AT&T reported postpaid wireless subscriber net adds of 326,000 for the quarter, continuing a trend of subscriber growth but at a slowing rate. They stated that capex in the second half of 2023 would be about $1 billion lower than the first half, and this lower rate of capex will continue into the coming years. They now cover about 175 million people with mid-band 5G and expect this number to increase to 200 million by the end of the year, further adding that this mid-band spectrum has demonstrated better propagation than anticipated. Additionally, CEO John Stankey stated that “the lifetime value of our mobile customer is significantly higher than that of a cable MVNO customer. Cable’s busy adding wireless customers at very low lifetime values just to protect customers they already have.” Finally, like Verizon, AT&T stated they were actively researching their exposure to legacy lead-sheathed cables but downplayed that it would have a major impact on the company.

T-Mobile reported postpaid wireless subscriber net adds of 760,000 for the quarter and 0.77% churn, both best in the industry. They, like AT&T and Verizon, noted that capex was expected to slow in the second half to the year for a 2023 total of $9.5-9.7 billion, and expect the 2024 capex to be generally in line with this as well.
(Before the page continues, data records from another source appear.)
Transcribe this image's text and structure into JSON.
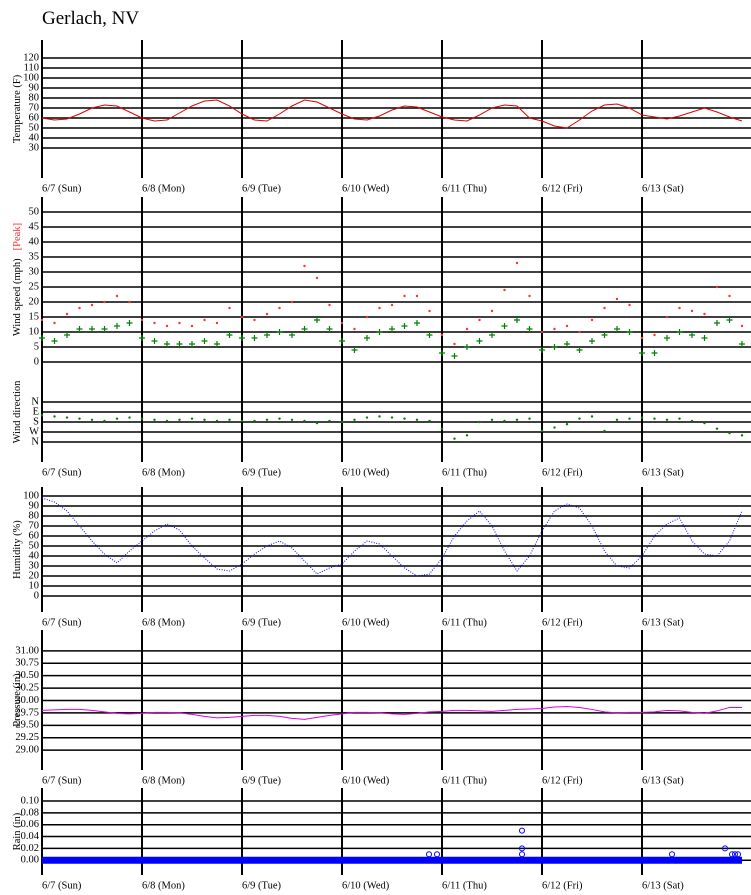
{
  "title": "Gerlach, NV",
  "chart_data": [
    {
      "type": "line",
      "ylabel": "Temperature (F)",
      "grid": true,
      "x": [
        0,
        0.125,
        0.25,
        0.375,
        0.5,
        0.625,
        0.75,
        0.875,
        1,
        1.125,
        1.25,
        1.375,
        1.5,
        1.625,
        1.75,
        1.875,
        2,
        2.125,
        2.25,
        2.375,
        2.5,
        2.625,
        2.75,
        2.875,
        3,
        3.125,
        3.25,
        3.375,
        3.5,
        3.625,
        3.75,
        3.875,
        4,
        4.125,
        4.25,
        4.375,
        4.5,
        4.625,
        4.75,
        4.875,
        5,
        5.125,
        5.25,
        5.375,
        5.5,
        5.625,
        5.75,
        5.875,
        6,
        6.125,
        6.25,
        6.375,
        6.5,
        6.625,
        6.75,
        6.875,
        7
      ],
      "xlim": [
        0,
        7
      ],
      "xticks": [
        {
          "value": 0,
          "label": "6/7 (Sun)"
        },
        {
          "value": 1,
          "label": "6/8 (Mon)"
        },
        {
          "value": 2,
          "label": "6/9 (Tue)"
        },
        {
          "value": 3,
          "label": "6/10 (Wed)"
        },
        {
          "value": 4,
          "label": "6/11 (Thu)"
        },
        {
          "value": 5,
          "label": "6/12 (Fri)"
        },
        {
          "value": 6,
          "label": "6/13 (Sat)"
        }
      ],
      "ylim": [
        0,
        138
      ],
      "yticks": [
        30,
        40,
        50,
        60,
        70,
        80,
        90,
        100,
        110,
        120
      ],
      "series": [
        {
          "color": "#e00000",
          "values": [
            60,
            58,
            59,
            64,
            70,
            73,
            72,
            66,
            60,
            57,
            58,
            65,
            72,
            77,
            78,
            72,
            64,
            58,
            57,
            64,
            72,
            78,
            76,
            70,
            64,
            59,
            58,
            62,
            68,
            72,
            71,
            66,
            61,
            58,
            57,
            63,
            70,
            73,
            72,
            60,
            57,
            52,
            50,
            58,
            67,
            73,
            74,
            70,
            63,
            61,
            59,
            62,
            66,
            70,
            66,
            61,
            57
          ]
        }
      ]
    },
    {
      "type": "scatter",
      "ylabel": "Wind speed (mph)",
      "grid": true,
      "xtick_labels": false,
      "x": [
        0,
        0.125,
        0.25,
        0.375,
        0.5,
        0.625,
        0.75,
        0.875,
        1,
        1.125,
        1.25,
        1.375,
        1.5,
        1.625,
        1.75,
        1.875,
        2,
        2.125,
        2.25,
        2.375,
        2.5,
        2.625,
        2.75,
        2.875,
        3,
        3.125,
        3.25,
        3.375,
        3.5,
        3.625,
        3.75,
        3.875,
        4,
        4.125,
        4.25,
        4.375,
        4.5,
        4.625,
        4.75,
        4.875,
        5,
        5.125,
        5.25,
        5.375,
        5.5,
        5.625,
        5.75,
        5.875,
        6,
        6.125,
        6.25,
        6.375,
        6.5,
        6.625,
        6.75,
        6.875,
        7
      ],
      "xlim": [
        0,
        7
      ],
      "xticks": [
        0,
        1,
        2,
        3,
        4,
        5,
        6
      ],
      "ylim": [
        0,
        55
      ],
      "yticks": [
        0,
        5,
        10,
        15,
        20,
        25,
        30,
        35,
        40,
        45,
        50
      ],
      "series": [
        {
          "name": "[Peak]",
          "color": "#ff3030",
          "marker": ".",
          "values": [
            14,
            13,
            16,
            18,
            19,
            20,
            22,
            20,
            14,
            13,
            12,
            13,
            12,
            14,
            13,
            18,
            15,
            14,
            16,
            18,
            20,
            32,
            28,
            19,
            13,
            11,
            15,
            18,
            19,
            22,
            22,
            17,
            9,
            6,
            11,
            14,
            17,
            24,
            33,
            22,
            10,
            11,
            12,
            10,
            14,
            18,
            21,
            19,
            8,
            9,
            15,
            18,
            17,
            16,
            25,
            22,
            12
          ]
        },
        {
          "color": "#008000",
          "marker": "+",
          "values": [
            8,
            7,
            9,
            11,
            11,
            11,
            12,
            13,
            8,
            7,
            6,
            6,
            6,
            7,
            6,
            9,
            8,
            8,
            9,
            10,
            9,
            11,
            14,
            11,
            7,
            4,
            8,
            10,
            11,
            12,
            13,
            9,
            3,
            2,
            5,
            7,
            9,
            12,
            14,
            11,
            4,
            5,
            6,
            4,
            7,
            9,
            11,
            10,
            3,
            3,
            8,
            10,
            9,
            8,
            13,
            14,
            6
          ]
        }
      ]
    },
    {
      "type": "scatter",
      "ylabel": "Wind direction",
      "grid": true,
      "x": [
        0,
        0.125,
        0.25,
        0.375,
        0.5,
        0.625,
        0.75,
        0.875,
        1,
        1.125,
        1.25,
        1.375,
        1.5,
        1.625,
        1.75,
        1.875,
        2,
        2.125,
        2.25,
        2.375,
        2.5,
        2.625,
        2.75,
        2.875,
        3,
        3.125,
        3.25,
        3.375,
        3.5,
        3.625,
        3.75,
        3.875,
        4,
        4.125,
        4.25,
        4.375,
        4.5,
        4.625,
        4.75,
        4.875,
        5,
        5.125,
        5.25,
        5.375,
        5.5,
        5.625,
        5.75,
        5.875,
        6,
        6.125,
        6.25,
        6.375,
        6.5,
        6.625,
        6.75,
        6.875,
        7
      ],
      "xlim": [
        0,
        7
      ],
      "xticks": [
        {
          "value": 0,
          "label": "6/7 (Sun)"
        },
        {
          "value": 1,
          "label": "6/8 (Mon)"
        },
        {
          "value": 2,
          "label": "6/9 (Tue)"
        },
        {
          "value": 3,
          "label": "6/10 (Wed)"
        },
        {
          "value": 4,
          "label": "6/11 (Thu)"
        },
        {
          "value": 5,
          "label": "6/12 (Fri)"
        },
        {
          "value": 6,
          "label": "6/13 (Sat)"
        }
      ],
      "ylim": [
        540,
        -360
      ],
      "yticks": [
        {
          "value": 0,
          "label": "N"
        },
        {
          "value": 90,
          "label": "E"
        },
        {
          "value": 180,
          "label": "S"
        },
        {
          "value": 270,
          "label": "W"
        },
        {
          "value": 360,
          "label": "N"
        }
      ],
      "series": [
        {
          "color": "#008000",
          "marker": ".",
          "values": [
            120,
            130,
            140,
            150,
            160,
            170,
            150,
            140,
            150,
            160,
            170,
            160,
            150,
            160,
            170,
            160,
            170,
            170,
            160,
            150,
            160,
            170,
            190,
            170,
            180,
            160,
            140,
            130,
            140,
            150,
            160,
            170,
            240,
            330,
            300,
            180,
            160,
            170,
            160,
            150,
            260,
            230,
            200,
            150,
            130,
            260,
            160,
            150,
            140,
            150,
            160,
            150,
            170,
            190,
            240,
            280,
            300
          ]
        }
      ]
    },
    {
      "type": "line",
      "ylabel": "Humidity (%)",
      "grid": true,
      "x": [
        0,
        0.125,
        0.25,
        0.375,
        0.5,
        0.625,
        0.75,
        0.875,
        1,
        1.125,
        1.25,
        1.375,
        1.5,
        1.625,
        1.75,
        1.875,
        2,
        2.125,
        2.25,
        2.375,
        2.5,
        2.625,
        2.75,
        2.875,
        3,
        3.125,
        3.25,
        3.375,
        3.5,
        3.625,
        3.75,
        3.875,
        4,
        4.125,
        4.25,
        4.375,
        4.5,
        4.625,
        4.75,
        4.875,
        5,
        5.125,
        5.25,
        5.375,
        5.5,
        5.625,
        5.75,
        5.875,
        6,
        6.125,
        6.25,
        6.375,
        6.5,
        6.625,
        6.75,
        6.875,
        7
      ],
      "xlim": [
        0,
        7
      ],
      "xticks": [
        {
          "value": 0,
          "label": "6/7 (Sun)"
        },
        {
          "value": 1,
          "label": "6/8 (Mon)"
        },
        {
          "value": 2,
          "label": "6/9 (Tue)"
        },
        {
          "value": 3,
          "label": "6/10 (Wed)"
        },
        {
          "value": 4,
          "label": "6/11 (Thu)"
        },
        {
          "value": 5,
          "label": "6/12 (Fri)"
        },
        {
          "value": 6,
          "label": "6/13 (Sat)"
        }
      ],
      "ylim": [
        -16,
        109
      ],
      "yticks": [
        0,
        10,
        20,
        30,
        40,
        50,
        60,
        70,
        80,
        90,
        100
      ],
      "series": [
        {
          "color": "#0000ff",
          "dashed": true,
          "values": [
            98,
            94,
            85,
            70,
            55,
            42,
            33,
            45,
            55,
            65,
            72,
            66,
            50,
            38,
            27,
            25,
            32,
            42,
            50,
            55,
            48,
            35,
            22,
            28,
            32,
            45,
            55,
            52,
            40,
            28,
            20,
            22,
            38,
            60,
            75,
            85,
            70,
            45,
            25,
            40,
            65,
            85,
            92,
            88,
            70,
            45,
            30,
            28,
            40,
            60,
            72,
            78,
            55,
            42,
            40,
            55,
            85
          ]
        }
      ]
    },
    {
      "type": "line",
      "ylabel": "Pressure (in)",
      "grid": true,
      "x": [
        0,
        0.125,
        0.25,
        0.375,
        0.5,
        0.625,
        0.75,
        0.875,
        1,
        1.125,
        1.25,
        1.375,
        1.5,
        1.625,
        1.75,
        1.875,
        2,
        2.125,
        2.25,
        2.375,
        2.5,
        2.625,
        2.75,
        2.875,
        3,
        3.125,
        3.25,
        3.375,
        3.5,
        3.625,
        3.75,
        3.875,
        4,
        4.125,
        4.25,
        4.375,
        4.5,
        4.625,
        4.75,
        4.875,
        5,
        5.125,
        5.25,
        5.375,
        5.5,
        5.625,
        5.75,
        5.875,
        6,
        6.125,
        6.25,
        6.375,
        6.5,
        6.625,
        6.75,
        6.875,
        7
      ],
      "xlim": [
        0,
        7
      ],
      "xticks": [
        {
          "value": 0,
          "label": "6/7 (Sun)"
        },
        {
          "value": 1,
          "label": "6/8 (Mon)"
        },
        {
          "value": 2,
          "label": "6/9 (Tue)"
        },
        {
          "value": 3,
          "label": "6/10 (Wed)"
        },
        {
          "value": 4,
          "label": "6/11 (Thu)"
        },
        {
          "value": 5,
          "label": "6/12 (Fri)"
        },
        {
          "value": 6,
          "label": "6/13 (Sat)"
        }
      ],
      "ylim": [
        28.6,
        31.42
      ],
      "yticks": [
        {
          "value": 29,
          "label": "29.00"
        },
        29.25,
        {
          "value": 29.5,
          "label": "29.50"
        },
        29.75,
        {
          "value": 30,
          "label": "30.00"
        },
        30.25,
        {
          "value": 30.5,
          "label": "30.50"
        },
        30.75,
        {
          "value": 31,
          "label": "31.00"
        }
      ],
      "series": [
        {
          "color": "#e000e0",
          "values": [
            29.8,
            29.81,
            29.82,
            29.82,
            29.8,
            29.77,
            29.74,
            29.73,
            29.74,
            29.76,
            29.76,
            29.75,
            29.72,
            29.68,
            29.65,
            29.66,
            29.68,
            29.7,
            29.7,
            29.68,
            29.64,
            29.62,
            29.66,
            29.7,
            29.73,
            29.76,
            29.76,
            29.75,
            29.73,
            29.72,
            29.74,
            29.77,
            29.78,
            29.8,
            29.8,
            29.79,
            29.78,
            29.8,
            29.82,
            29.83,
            29.84,
            29.87,
            29.88,
            29.86,
            29.82,
            29.77,
            29.75,
            29.76,
            29.76,
            29.77,
            29.8,
            29.79,
            29.76,
            29.74,
            29.79,
            29.86,
            29.86
          ]
        }
      ]
    },
    {
      "type": "scatter",
      "ylabel": "Rain (in)",
      "grid": true,
      "xlim": [
        0,
        7
      ],
      "xticks": [
        {
          "value": 0,
          "label": "6/7 (Sun)"
        },
        {
          "value": 1,
          "label": "6/8 (Mon)"
        },
        {
          "value": 2,
          "label": "6/9 (Tue)"
        },
        {
          "value": 3,
          "label": "6/10 (Wed)"
        },
        {
          "value": 4,
          "label": "6/11 (Thu)"
        },
        {
          "value": 5,
          "label": "6/12 (Fri)"
        },
        {
          "value": 6,
          "label": "6/13 (Sat)"
        }
      ],
      "ylim": [
        -0.025,
        0.122
      ],
      "yticks": [
        {
          "value": 0,
          "label": "0.00"
        },
        0.02,
        0.04,
        0.06,
        0.08,
        {
          "value": 0.1,
          "label": "0.10"
        }
      ],
      "series": [
        {
          "color": "#0000ff",
          "line_width": 7,
          "x": [
            0,
            7
          ],
          "values": [
            0,
            0
          ]
        },
        {
          "color": "#0000ff",
          "marker": "o",
          "x": [
            3.87,
            3.95,
            4.8,
            4.8,
            4.8,
            6.3,
            6.83,
            6.9,
            6.93,
            6.96
          ],
          "values": [
            0.01,
            0.01,
            0.05,
            0.02,
            0.01,
            0.01,
            0.02,
            0.01,
            0.01,
            0.01
          ]
        }
      ]
    }
  ]
}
They noted that they now have 285 million POPs covered by mid-band spectrum, up from 275 million at the end of the first quarter and expect this to increase to 300 million by year end. They further added over 500,000 fixed wireless subscribers to cross over 3.7 million total fixed wireless subscribers. Finally, they stated that they were seeing a lower rate of ports of their customers to the cable companies or MNOs.

Dish reported that they met their June 2023 FCC buildout requirement of covering 70% of the US population. They are expected to have a brief slowdown in activity, and then estimate another $2 billion in capex to meet their 2025 buildout requirements. They announced a merger with EchoStar which, according to industry analysts, is expected to provide them with additional capital for their continued network build. Finally, they remain engaged on the purchase of 800 MHz spectrum from T-Mobile.
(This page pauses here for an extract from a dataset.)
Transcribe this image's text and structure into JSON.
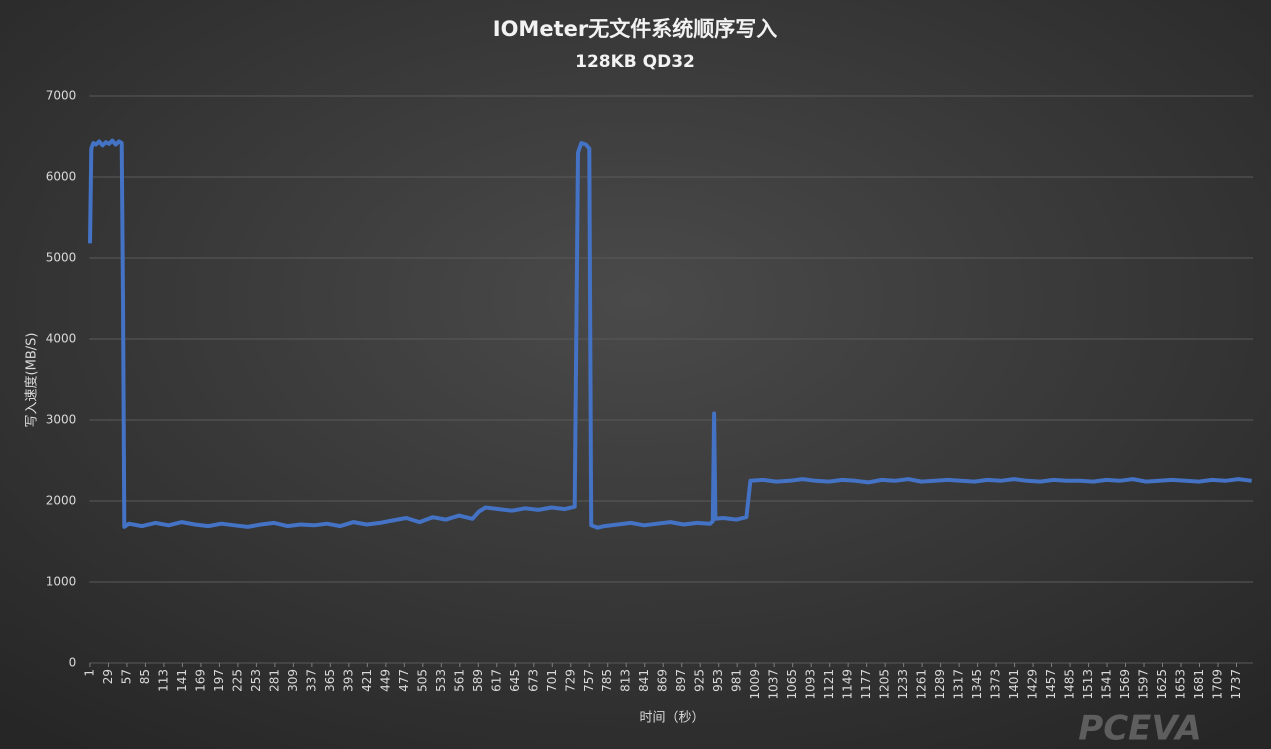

US Cellular reported a continued trend of net postpaid subscriber loss, however their rate of postpaid churn has slowed 8% year over year. On fixed wireless, they stated they surpassed 100,000 subscribers in July. Additionally, they reported 10% year over year growth in tower rental revenues – their current owned tower portfolio is more than 4,300 sites with almost 2,500 colocation tenants on these towers. Finally, the company stated that they are exploring “strategic alternatives”, meaning a sale of the company or its assets, although additional detail was not provided. Industry experts have speculated that T-Mobile, AT&T, and Verizon are the most obvious perspective buyers, in which case they would acquire US Cellular’ s subscribers and wireless spectrum, while potentially reselling their tower assets.

Comcast and Charter reported that they added 316,000 and 648,000 subscribers, respectively, by the end of the quarter and both now exceed 6 million subscribers. Both have MVNO agreements with Verizon, but are attempting to offload as much traffic as possible onto their own WiFi networks, and Charter specifically has deployed CBRS in one market with plans to deploy additional markets next year, although they emphasized it’s going to be highly targeted with disciplined capex, and they do not have plans to build a large network of macro cell sites.